By C.S. Lewis
Prince Caspian lives with his uncle, Miraz, the King of Narnia, though he is not rightfully King. Miraz usurped the throne and intimidated the people of the land into supporting his reign. He fears Old Narnia, and strives to stamp out the Talking Beasts, Dwarves, and other species that ran free under Aslan both from the land and from the memory of his people. Caspian loves tales of Old Narina, but isn’t sure whether to believe them, until he is forced to flee for his life and is rescued by a Badger and two Dwarves. Word quickly spreads that Caspian wants a return to Old Narnia, and Beasts, Dwarves, Centaurs, and countless others come join him in a fierce battle against Miraz. Meanwhile, Peter, Edmund, Susan and Lucy are magically pulled to Narnia, though not the Narnia they recognize. Their beloved Cair Paravel lies in ruins, and the forests seem large and unfamiliar, then they realize that perhaps hundreds of years have passed in Narnia during their one year in London. Realizing they have been called back to Narnia for a reason, they make the long trek across the forests of Narnia to join Caspian in a desperate battle to preserve the country they love.
“Prince Caspian: The Return to Narnia” by C.S. Lewis is the 4th book in the Chronicles of Narnia series, though it was originally published second. This is the second book in the series in which the Pevensie children have a more central role in the story, and the reader has the opportunity to explore the familiar land of Narnia through a new and different perspective due to the passing of time. If possible, Lewis increases the fantasy of this novel by creating such a drastic time difference between London and Narnia. This simultaneously serves to regenerate interest in Narnia by building an entirely new country with a long history, while also fostering strong nostalgia for the Narnia of the past by drawing on the fondness already developed for the magical land. Lewis briefly dips into the tension between good and bad when talking about the people who support Miraz and those who long for a return to the Old Narnia, but does not linger long enough to explore the complexity that people can contain both good and bad within. Perhaps that can be a point for discussion or reflection when reading the novel.

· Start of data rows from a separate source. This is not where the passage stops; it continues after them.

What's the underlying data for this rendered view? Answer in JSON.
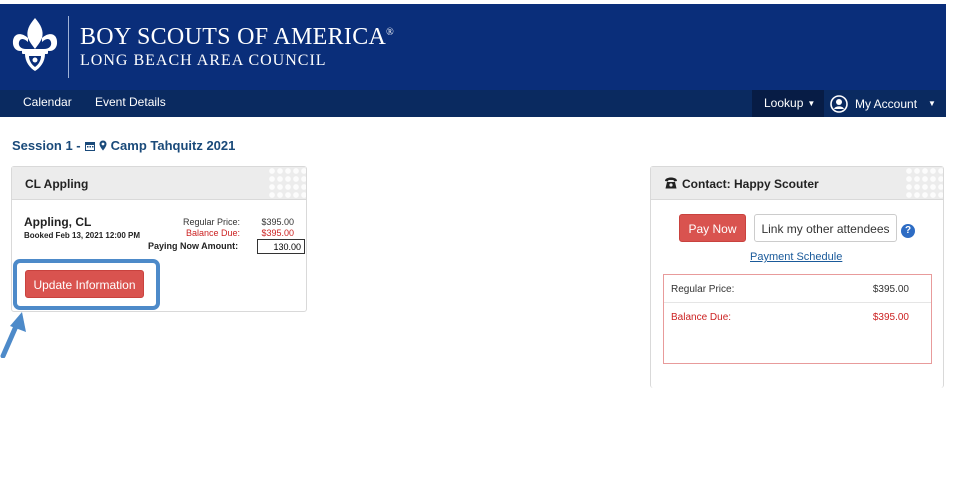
{
  "header": {
    "org_name": "BOY SCOUTS OF AMERICA",
    "registered_mark": "®",
    "council": "LONG BEACH AREA COUNCIL",
    "logo_icon": "fleur-de-lis-icon"
  },
  "nav": {
    "items": [
      {
        "label": "Calendar"
      },
      {
        "label": "Event Details"
      }
    ],
    "lookup_label": "Lookup",
    "account_label": "My Account"
  },
  "session": {
    "prefix": "Session 1 -",
    "camp": "Camp Tahquitz 2021"
  },
  "attendee_panel": {
    "title": "CL Appling",
    "name": "Appling, CL",
    "booked": "Booked Feb 13, 2021 12:00 PM",
    "regular_price_label": "Regular Price:",
    "regular_price_value": "$395.00",
    "balance_due_label": "Balance Due:",
    "balance_due_value": "$395.00",
    "paying_now_label": "Paying Now Amount:",
    "paying_now_value": "130.00",
    "update_label": "Update Information"
  },
  "contact_panel": {
    "title": "Contact: Happy Scouter",
    "pay_now_label": "Pay Now",
    "link_label": "Link my other attendees",
    "help_label": "?",
    "schedule_label": "Payment Schedule",
    "regular_price_label": "Regular Price:",
    "regular_price_value": "$395.00",
    "balance_due_label": "Balance Due:",
    "balance_due_value": "$395.00"
  },
  "colors": {
    "header_bg": "#0a2e7a",
    "nav_bg": "#0a2a60",
    "accent_red": "#d9534f",
    "balance_red": "#cc2222",
    "highlight_blue": "#4d8ac9"
  }
}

I enjoyed the way this book broadened the history of Narnia, though I sometimes felt that the pace at which these revelations unfolded was a bit slow. The main question I am left with after reading this book is, how do these children’s bodies show the wear and tear of time if they spend decades reigning as Kings and Queens, then return to the land as youth after spending a year in “real time” in London? They’ve lived almost an entire lifespan at this point! Doesn’t that have some impact? Whatever. Enjoyable, fun story and worth the quick read.